FRA’s BOD has approved a proposal to amend some of the provisions of Chapter 12 of the Executive Regulations of Capital Market Law on tender offers and acquisitions. The main feature of this amendment is taking into consideration the rights of minority shareholders and ensuring that their interests are not affected.
The amendment is stressing on the accuracy and adequacy of the data that is related to tender offers. In addition, it obliges the bidders to take the utmost precautions to maintain the confidentiality of the information related to the offers. Also, the said amendments oblige companies which are listed on foreign exchanges to disclose on these exchanges according to their rules in order to ensure equality upon providing data related to the tender offers in a time that suits all shareholders.
It is also necessary to disclose the acquirer’s interest and its related parties to all shareholders and all data related to the offer if there are rumors indicating that such offer exists.
Moreover, the amendments introduce the need to provide a detailed statement of the basis of estimating the purchasing price and valuating the shares in the case of combined tender offer and presentation by swap method and the directions of the bidders towards the company’s activity during a year following the success of the offer and the plan towards the minority shareholders.
The updated Executive Regulations defines purchase price determination mechanism in cases of active and inactive shares. The Board authorized the appointment of an independent financial advisor to assess the fair value of the shares when the Board finds it necessary in order to protect minority rights.
The amended Executive Regulations prohibits the acquisition of a third of the company’s capital or voting rights without FRA’s prior approval. Also, it obligates the potential acquirer to disclose his intention to keep the shares of the company traded on the Stock Exchange or to delist them. If he wishes it to remain tradable, then the acquiree shall acquire as much as he can to remain on the Stock Exchange in accordance with the applicable listing rules.
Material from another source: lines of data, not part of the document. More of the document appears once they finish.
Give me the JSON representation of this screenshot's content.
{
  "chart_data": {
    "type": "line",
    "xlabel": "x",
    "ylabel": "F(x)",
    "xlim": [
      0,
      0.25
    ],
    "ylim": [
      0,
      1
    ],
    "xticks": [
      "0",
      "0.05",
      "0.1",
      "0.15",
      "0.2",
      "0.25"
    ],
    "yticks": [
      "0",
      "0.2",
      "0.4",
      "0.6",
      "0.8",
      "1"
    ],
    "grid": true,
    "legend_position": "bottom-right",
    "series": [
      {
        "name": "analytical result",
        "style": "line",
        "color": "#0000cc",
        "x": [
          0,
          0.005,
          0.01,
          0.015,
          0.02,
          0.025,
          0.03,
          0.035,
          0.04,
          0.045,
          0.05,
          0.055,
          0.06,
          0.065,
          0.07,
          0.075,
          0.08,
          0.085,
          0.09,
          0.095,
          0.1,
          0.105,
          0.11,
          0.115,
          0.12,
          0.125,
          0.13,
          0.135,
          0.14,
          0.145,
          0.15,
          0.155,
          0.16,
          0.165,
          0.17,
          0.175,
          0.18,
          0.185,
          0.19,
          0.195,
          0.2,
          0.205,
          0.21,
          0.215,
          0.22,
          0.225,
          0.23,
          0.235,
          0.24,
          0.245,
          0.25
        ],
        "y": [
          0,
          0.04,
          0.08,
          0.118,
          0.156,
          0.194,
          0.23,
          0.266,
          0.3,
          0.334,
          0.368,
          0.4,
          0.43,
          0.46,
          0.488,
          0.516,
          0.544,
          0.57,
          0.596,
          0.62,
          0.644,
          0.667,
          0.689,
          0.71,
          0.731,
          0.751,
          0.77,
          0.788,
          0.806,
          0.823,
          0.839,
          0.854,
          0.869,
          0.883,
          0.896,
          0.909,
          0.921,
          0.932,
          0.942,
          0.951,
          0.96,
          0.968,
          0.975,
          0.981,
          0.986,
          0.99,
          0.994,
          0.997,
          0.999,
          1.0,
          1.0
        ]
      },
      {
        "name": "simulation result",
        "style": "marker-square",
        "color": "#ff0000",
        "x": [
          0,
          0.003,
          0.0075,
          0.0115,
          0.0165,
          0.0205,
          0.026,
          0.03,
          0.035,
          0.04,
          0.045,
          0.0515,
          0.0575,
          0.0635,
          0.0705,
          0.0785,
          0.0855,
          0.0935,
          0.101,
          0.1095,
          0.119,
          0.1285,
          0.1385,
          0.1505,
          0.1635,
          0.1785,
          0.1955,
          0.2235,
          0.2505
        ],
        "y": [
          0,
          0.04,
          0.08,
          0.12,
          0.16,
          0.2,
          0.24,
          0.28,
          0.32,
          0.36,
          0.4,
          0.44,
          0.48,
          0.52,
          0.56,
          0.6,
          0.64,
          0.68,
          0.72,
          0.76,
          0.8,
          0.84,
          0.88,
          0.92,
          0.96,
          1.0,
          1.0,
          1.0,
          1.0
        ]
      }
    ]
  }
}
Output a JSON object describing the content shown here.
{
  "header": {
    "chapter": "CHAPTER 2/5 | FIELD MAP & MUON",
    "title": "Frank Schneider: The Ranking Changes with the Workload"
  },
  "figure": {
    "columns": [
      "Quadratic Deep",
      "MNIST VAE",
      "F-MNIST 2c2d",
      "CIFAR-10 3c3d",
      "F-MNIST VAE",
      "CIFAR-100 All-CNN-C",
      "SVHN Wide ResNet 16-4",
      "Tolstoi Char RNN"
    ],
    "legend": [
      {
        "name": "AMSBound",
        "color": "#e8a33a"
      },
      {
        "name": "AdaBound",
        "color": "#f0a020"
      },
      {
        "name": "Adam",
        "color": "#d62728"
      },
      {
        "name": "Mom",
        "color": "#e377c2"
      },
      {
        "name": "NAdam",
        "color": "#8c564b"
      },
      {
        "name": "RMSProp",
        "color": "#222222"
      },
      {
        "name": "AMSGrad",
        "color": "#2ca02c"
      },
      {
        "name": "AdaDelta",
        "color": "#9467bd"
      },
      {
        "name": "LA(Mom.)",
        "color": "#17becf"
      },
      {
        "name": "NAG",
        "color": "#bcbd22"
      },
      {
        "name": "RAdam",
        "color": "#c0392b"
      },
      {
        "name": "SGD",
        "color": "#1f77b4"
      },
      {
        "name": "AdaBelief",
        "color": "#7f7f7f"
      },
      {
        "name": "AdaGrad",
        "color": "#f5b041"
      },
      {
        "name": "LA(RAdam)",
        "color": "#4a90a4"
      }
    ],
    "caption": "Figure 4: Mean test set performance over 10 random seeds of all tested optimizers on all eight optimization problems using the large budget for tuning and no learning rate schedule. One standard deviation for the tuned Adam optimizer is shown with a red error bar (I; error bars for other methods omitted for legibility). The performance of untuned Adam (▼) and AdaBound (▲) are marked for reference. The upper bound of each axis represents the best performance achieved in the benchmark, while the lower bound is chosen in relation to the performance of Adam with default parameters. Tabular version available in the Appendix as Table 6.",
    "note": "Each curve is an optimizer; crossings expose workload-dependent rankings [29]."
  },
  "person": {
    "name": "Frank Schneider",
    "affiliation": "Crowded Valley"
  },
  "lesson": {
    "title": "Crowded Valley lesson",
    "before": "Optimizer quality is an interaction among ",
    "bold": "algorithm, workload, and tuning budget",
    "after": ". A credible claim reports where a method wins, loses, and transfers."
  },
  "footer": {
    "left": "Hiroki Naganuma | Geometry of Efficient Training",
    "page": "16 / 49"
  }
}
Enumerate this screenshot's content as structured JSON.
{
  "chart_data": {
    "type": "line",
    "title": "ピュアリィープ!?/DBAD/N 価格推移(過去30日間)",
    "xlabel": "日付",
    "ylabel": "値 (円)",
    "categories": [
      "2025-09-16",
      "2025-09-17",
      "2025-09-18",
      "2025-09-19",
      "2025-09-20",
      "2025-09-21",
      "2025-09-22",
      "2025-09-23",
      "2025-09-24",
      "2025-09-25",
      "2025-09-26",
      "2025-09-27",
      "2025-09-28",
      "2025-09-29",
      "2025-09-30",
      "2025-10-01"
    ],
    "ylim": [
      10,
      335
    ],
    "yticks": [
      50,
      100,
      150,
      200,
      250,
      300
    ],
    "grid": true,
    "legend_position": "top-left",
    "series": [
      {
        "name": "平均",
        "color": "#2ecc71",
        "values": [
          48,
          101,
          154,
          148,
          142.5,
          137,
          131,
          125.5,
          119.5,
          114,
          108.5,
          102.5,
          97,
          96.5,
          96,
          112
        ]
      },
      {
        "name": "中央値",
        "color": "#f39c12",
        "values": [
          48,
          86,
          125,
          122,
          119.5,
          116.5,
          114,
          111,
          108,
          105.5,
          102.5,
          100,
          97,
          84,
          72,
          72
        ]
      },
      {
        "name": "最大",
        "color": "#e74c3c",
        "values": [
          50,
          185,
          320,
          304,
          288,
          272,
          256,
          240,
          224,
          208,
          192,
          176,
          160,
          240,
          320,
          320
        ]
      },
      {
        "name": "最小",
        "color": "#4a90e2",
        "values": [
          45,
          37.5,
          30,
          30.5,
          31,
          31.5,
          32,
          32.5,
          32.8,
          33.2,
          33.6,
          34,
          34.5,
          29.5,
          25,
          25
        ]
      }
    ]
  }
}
The regulations also show that the acquisition of voting rights in case of issuing the company’s preferred shares is all that matters. In addition, the amended regulations gave the authority the right to take the necessary measures in cases of breach, including preventing voting on shares that exceed the set percentage and freeze it. The regulations also introduced a new limit for the acquisition of two-thirds of the company’s capital whose shares are listed on the Egyptian stock exchange. Besides, the amendments allowed increasing the percentage of ownership in companies not exceeding 5% annually without reference to the Authority. The amendments allow those who own more than one-third of the listed company’s capital to raise their contribution to half the capital not exceeding 5% per annum without reference to the Authority. And for those who exceed half of the company’s capital to raise their contribution to less than two thirds of the capital, not exceeding 5% per annum. In addition, those who exceed two-thirds of the capital to raise their contribution to less than three quarters of the capital not exceeding 5% per annum.
The Regulations also added many cases where, if available, the offer could be excluded.
These amendments to Chapter 12 of the Executive Regulations of the Capital Market Law were the first amendments since its issuance in early 2007. The said amendments come within the context of the international standards and practices on tender offers and acquisitions.
It is expected that the draft amendments will be sent to the Council of State through the Minister of Investment and International Cooperation to be reviewed in the next few days.